Comprendí, sin embargo, que lo mejor era no insistir. Holmes se había desahogado, había volcado su alma sobre mí y ahora, limpio de culpa, de lastres emocionales, volvía a ser el de siempre. No del todo, me di cuenta. Como ya he dicho, desde aquel día se contempló a sí mismo con una ironía ligeramente divertida que ya no le abandonó nunca más.

Supongo que el «recuerda que eres mortal» funcionó pese a todo.

Mientras almorzábamos, Holmes ató los últimos cabos de su historia.

Varios días después de lo ocurrido aquella noche, hubo un pequeño escándalo en la ciudad de Lisboa. Aparentemente, se dio por muerto a Crowley. De hecho, se habló de un suicidio en la misma Boca del Infierno y Pessoa, el corresponsal portugués de Crowley, afirmó ser uno de los testigos del acontecimiento.

Holmes, sin embargo, no tardó en averiguar que Crowley seguía vivo. Anni Jaeger aún estaba con él, pero mi amigo sospechaba que Mycroft la había perdido como agente: había pasado mucho tiempo desde su último informe.

– Seguramente se ha pasado al otro bando -dijo Holmes-. O puede que estuviera siempre en él.

Holmes sospechaba que el fingido suicido de Crowley no era más que una forma de enfriar la pista de su perseguidor, Shamael Adamson. No sabía si él o alguno de los suyos lo habían visto aquella noche, pero desde luego sí que los habían visto a él y a Wiggins y debieron de pensar que estaban al servicio de Adamson.

– Pero volverá a aparecer. Alguien como Crowley no puede estar demasiado tiempo lejos de la luz pública. Su vida es un espectáculo coreografiado para los demás y, sin un público, carece de sentido.

Tras el almuerzo tardío, pasamos la tarde rememorando viejos tiempos. Comenzaba a anochecer cuando me manifestó que se iba.
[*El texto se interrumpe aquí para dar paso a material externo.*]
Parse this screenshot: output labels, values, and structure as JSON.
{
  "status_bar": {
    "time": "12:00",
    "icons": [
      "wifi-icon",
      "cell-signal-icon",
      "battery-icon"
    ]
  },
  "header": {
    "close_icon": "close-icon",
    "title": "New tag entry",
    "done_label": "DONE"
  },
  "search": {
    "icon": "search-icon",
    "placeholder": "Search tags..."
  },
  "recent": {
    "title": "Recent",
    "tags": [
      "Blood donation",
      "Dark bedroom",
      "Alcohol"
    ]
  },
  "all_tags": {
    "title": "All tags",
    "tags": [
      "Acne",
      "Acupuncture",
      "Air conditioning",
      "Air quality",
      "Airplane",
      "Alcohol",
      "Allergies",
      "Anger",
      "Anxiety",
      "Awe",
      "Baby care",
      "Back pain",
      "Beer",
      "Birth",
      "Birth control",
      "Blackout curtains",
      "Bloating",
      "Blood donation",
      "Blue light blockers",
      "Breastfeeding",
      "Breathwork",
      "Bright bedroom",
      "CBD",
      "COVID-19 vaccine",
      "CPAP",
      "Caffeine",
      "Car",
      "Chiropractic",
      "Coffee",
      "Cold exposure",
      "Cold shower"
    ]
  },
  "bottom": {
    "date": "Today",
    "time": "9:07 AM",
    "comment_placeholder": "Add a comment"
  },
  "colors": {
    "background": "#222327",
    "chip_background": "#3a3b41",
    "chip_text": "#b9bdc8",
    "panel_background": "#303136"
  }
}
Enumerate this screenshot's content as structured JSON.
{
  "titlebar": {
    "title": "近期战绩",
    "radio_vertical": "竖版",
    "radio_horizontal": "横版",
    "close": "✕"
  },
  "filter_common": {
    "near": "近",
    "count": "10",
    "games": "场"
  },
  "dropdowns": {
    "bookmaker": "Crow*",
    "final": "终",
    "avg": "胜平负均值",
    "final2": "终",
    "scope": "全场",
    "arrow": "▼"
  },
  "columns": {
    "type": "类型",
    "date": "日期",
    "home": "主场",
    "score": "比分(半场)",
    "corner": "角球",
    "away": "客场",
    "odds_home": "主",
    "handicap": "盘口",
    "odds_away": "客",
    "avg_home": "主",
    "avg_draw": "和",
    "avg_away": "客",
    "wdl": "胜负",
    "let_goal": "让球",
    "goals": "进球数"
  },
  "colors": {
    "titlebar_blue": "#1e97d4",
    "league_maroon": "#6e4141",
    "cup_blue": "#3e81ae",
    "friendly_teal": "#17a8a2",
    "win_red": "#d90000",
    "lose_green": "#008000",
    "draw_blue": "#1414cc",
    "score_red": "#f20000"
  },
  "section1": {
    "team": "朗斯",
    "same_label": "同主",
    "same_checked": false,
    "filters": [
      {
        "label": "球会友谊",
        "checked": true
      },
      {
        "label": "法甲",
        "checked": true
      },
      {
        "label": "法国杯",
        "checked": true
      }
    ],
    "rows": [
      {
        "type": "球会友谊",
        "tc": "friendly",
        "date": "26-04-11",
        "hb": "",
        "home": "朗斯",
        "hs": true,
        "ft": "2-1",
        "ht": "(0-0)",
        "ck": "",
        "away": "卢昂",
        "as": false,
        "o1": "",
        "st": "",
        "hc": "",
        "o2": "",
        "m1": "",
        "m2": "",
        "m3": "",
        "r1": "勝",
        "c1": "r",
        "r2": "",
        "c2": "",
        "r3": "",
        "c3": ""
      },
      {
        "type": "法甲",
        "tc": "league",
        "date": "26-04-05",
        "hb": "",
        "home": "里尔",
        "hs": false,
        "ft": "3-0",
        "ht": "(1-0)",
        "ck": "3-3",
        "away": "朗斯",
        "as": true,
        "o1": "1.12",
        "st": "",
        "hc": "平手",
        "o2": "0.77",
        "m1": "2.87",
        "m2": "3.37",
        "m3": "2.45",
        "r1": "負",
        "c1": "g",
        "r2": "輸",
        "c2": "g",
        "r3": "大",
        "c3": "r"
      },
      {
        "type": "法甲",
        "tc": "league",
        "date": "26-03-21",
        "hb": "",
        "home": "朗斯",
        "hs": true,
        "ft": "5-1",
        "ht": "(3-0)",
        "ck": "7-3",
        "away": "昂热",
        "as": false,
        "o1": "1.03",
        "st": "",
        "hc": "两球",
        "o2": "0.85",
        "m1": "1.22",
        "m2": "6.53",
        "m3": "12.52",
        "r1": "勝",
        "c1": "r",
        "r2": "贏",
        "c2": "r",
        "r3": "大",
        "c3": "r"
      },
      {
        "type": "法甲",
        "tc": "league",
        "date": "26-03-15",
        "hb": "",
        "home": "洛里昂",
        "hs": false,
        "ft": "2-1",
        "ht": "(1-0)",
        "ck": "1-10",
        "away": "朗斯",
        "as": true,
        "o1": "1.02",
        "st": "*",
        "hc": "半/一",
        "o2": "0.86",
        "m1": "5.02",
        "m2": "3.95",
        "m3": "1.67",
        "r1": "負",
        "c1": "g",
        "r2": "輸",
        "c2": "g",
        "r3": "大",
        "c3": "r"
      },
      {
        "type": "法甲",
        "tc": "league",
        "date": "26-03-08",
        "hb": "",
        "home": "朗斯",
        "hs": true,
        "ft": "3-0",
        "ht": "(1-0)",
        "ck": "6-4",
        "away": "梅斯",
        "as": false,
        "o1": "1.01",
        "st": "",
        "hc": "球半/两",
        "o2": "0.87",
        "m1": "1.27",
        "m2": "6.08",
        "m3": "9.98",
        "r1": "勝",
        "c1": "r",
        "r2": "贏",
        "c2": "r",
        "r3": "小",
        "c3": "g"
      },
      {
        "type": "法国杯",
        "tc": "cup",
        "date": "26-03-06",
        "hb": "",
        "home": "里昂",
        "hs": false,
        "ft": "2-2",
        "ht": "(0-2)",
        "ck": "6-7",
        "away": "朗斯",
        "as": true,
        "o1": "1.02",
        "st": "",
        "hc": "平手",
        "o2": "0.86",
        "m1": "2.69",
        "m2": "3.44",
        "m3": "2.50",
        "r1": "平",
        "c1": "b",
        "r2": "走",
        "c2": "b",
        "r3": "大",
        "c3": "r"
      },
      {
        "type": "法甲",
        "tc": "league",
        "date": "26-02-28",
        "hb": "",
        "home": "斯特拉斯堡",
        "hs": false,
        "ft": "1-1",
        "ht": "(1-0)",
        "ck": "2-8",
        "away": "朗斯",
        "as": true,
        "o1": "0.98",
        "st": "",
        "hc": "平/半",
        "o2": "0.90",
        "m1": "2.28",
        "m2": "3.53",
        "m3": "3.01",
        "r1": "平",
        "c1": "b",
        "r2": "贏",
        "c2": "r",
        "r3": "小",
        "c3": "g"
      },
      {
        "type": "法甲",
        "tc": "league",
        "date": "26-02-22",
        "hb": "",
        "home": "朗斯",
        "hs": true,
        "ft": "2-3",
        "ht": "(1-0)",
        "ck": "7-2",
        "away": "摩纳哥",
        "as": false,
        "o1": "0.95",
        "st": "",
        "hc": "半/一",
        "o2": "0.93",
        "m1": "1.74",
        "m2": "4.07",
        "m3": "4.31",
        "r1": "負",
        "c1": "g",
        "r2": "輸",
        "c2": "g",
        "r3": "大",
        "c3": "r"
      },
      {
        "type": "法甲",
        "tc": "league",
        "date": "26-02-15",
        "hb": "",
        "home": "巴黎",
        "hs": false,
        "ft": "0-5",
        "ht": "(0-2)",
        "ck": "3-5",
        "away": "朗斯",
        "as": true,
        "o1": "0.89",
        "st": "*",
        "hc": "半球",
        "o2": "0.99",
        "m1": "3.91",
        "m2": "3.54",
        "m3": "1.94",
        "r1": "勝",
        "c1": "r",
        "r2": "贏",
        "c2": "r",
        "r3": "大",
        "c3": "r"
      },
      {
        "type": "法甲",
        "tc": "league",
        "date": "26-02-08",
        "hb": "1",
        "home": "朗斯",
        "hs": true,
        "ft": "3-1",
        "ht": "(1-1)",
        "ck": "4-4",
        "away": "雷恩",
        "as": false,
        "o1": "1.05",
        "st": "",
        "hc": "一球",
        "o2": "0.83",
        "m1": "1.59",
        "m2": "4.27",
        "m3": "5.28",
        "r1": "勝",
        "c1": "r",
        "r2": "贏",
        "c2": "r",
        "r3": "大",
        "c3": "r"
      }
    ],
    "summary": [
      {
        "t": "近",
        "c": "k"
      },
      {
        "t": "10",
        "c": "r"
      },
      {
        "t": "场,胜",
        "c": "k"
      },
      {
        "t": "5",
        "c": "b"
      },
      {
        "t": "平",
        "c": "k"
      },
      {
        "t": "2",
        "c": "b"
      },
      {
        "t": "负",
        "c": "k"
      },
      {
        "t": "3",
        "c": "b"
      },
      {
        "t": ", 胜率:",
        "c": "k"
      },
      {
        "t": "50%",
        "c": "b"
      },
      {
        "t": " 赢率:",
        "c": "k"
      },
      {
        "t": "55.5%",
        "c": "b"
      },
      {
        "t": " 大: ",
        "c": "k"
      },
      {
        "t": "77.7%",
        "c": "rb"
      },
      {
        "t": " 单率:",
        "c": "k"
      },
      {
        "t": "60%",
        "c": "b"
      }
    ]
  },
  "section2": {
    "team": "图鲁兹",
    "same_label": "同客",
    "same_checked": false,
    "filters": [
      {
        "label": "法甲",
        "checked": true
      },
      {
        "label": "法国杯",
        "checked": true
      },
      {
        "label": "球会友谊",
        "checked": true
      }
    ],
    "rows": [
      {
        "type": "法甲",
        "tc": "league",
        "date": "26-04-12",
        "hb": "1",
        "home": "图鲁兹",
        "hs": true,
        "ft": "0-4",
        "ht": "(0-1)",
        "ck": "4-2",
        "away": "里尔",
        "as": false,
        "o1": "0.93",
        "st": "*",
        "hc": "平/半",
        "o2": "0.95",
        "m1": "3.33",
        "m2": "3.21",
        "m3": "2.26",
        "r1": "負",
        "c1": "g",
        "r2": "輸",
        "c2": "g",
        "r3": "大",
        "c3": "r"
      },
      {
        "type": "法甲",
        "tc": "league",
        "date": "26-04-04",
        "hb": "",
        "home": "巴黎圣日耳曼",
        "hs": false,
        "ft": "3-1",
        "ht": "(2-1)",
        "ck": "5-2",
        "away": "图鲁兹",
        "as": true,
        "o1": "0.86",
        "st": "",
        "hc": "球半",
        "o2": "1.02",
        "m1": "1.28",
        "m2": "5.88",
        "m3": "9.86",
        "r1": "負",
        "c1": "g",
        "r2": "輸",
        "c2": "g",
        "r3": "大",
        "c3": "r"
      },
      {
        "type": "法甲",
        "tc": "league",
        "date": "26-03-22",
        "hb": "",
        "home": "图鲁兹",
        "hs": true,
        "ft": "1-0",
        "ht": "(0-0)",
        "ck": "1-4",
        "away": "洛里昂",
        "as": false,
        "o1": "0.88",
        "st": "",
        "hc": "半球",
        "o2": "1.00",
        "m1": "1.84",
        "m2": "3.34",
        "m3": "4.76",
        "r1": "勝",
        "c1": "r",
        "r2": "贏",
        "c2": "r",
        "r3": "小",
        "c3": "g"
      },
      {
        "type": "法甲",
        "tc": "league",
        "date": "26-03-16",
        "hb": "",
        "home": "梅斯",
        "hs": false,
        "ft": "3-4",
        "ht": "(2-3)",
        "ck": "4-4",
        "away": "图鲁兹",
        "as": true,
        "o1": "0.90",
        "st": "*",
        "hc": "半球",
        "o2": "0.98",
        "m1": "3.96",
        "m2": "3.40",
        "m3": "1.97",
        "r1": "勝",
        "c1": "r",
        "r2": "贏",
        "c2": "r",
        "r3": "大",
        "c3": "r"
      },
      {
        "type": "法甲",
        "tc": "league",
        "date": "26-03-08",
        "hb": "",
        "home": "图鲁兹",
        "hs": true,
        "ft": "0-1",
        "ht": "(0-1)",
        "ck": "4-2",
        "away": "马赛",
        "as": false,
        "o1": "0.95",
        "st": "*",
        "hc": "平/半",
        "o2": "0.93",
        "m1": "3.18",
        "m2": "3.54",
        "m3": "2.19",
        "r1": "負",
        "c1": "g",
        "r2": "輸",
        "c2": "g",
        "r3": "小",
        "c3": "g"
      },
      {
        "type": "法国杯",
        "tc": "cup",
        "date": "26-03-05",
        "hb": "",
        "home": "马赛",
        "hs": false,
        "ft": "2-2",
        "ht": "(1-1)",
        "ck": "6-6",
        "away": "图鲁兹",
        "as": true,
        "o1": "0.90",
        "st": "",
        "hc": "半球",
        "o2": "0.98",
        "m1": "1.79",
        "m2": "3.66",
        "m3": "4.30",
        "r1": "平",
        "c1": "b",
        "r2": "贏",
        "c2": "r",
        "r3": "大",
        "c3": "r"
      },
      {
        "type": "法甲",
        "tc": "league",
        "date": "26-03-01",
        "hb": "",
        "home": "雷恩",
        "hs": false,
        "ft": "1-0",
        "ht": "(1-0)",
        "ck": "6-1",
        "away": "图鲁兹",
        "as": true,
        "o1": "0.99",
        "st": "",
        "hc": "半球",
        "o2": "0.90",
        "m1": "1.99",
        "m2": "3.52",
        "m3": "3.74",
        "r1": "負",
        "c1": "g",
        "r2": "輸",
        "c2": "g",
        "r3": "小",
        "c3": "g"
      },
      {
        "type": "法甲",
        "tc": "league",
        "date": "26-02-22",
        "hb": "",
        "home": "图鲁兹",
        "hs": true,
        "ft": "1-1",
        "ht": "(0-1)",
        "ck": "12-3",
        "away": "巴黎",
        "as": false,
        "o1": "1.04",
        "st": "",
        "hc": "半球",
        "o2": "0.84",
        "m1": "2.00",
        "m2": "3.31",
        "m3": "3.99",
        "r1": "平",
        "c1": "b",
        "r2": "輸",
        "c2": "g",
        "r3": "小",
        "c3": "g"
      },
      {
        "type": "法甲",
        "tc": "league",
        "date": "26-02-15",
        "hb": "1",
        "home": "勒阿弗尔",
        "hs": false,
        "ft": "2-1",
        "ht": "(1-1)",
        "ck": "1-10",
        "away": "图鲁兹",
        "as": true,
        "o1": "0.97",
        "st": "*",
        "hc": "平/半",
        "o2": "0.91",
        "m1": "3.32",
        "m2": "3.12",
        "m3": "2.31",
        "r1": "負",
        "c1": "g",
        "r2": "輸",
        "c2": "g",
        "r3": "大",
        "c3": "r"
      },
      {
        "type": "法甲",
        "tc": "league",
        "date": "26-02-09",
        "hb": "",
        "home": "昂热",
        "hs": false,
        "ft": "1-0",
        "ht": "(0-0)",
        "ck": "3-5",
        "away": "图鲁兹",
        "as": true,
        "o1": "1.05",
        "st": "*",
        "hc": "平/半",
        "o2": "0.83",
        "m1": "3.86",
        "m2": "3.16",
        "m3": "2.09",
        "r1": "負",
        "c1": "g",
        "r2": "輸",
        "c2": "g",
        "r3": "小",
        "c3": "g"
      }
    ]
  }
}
– Tendrá que disculparme con la encantadora señorita Hunter -me dijo-. Estoy seguro de que podrá hacerlo sin problemas.

– Se sentirá decepcionada -le respondí-. Pero creo que sabré apañármelas.

– Estoy convencido de ello, Watson.

Rápidamente preparó su escaso equipaje. Siempre viajaba ligero.

– No sé cuándo volveremos a vernos, Watson. Intentaré que sea tan frecuentemente como pueda, pero…

– Lo sé. No es necesario que lo diga.

Sonrió.

– Watson, la única constante en un mundo siempre cambiante. Siga así, amigo mío.

– No sé seguir de otro modo.

Dejó caer la pequeña bolsa de viaje y me miró unos momentos indeciso.

– Esto es poco apropiado -dijo-, pero al demonio.

Y de pronto, para mi sorpresa, estaba abrazándome. Azorado, incómodo, emocionado, le devolví el abrazo como pude.

Se separó de mí, me miró como si quisiera asegurarse de que seguía allí y dijo:

– Buenas noches, Watson, hasta que volvamos a vernos. -Hasta la vista, amigo mío.

Y se perdió, de vuelta a la noche de otoño, que lo tragó con rapidez. Más tarde, tal como suponía, Violet vino a verme. No pareció decepcionada por no encontrar a Holmes, como si ya hubiera contado con su ausencia.

Le hice un resumen de lo que el detective me había contado, aunque omití muchos detalles. Como siempre que le contaba una historia, pareció fascinada.

– ¿Estará bien? -me preguntó cuando acabé.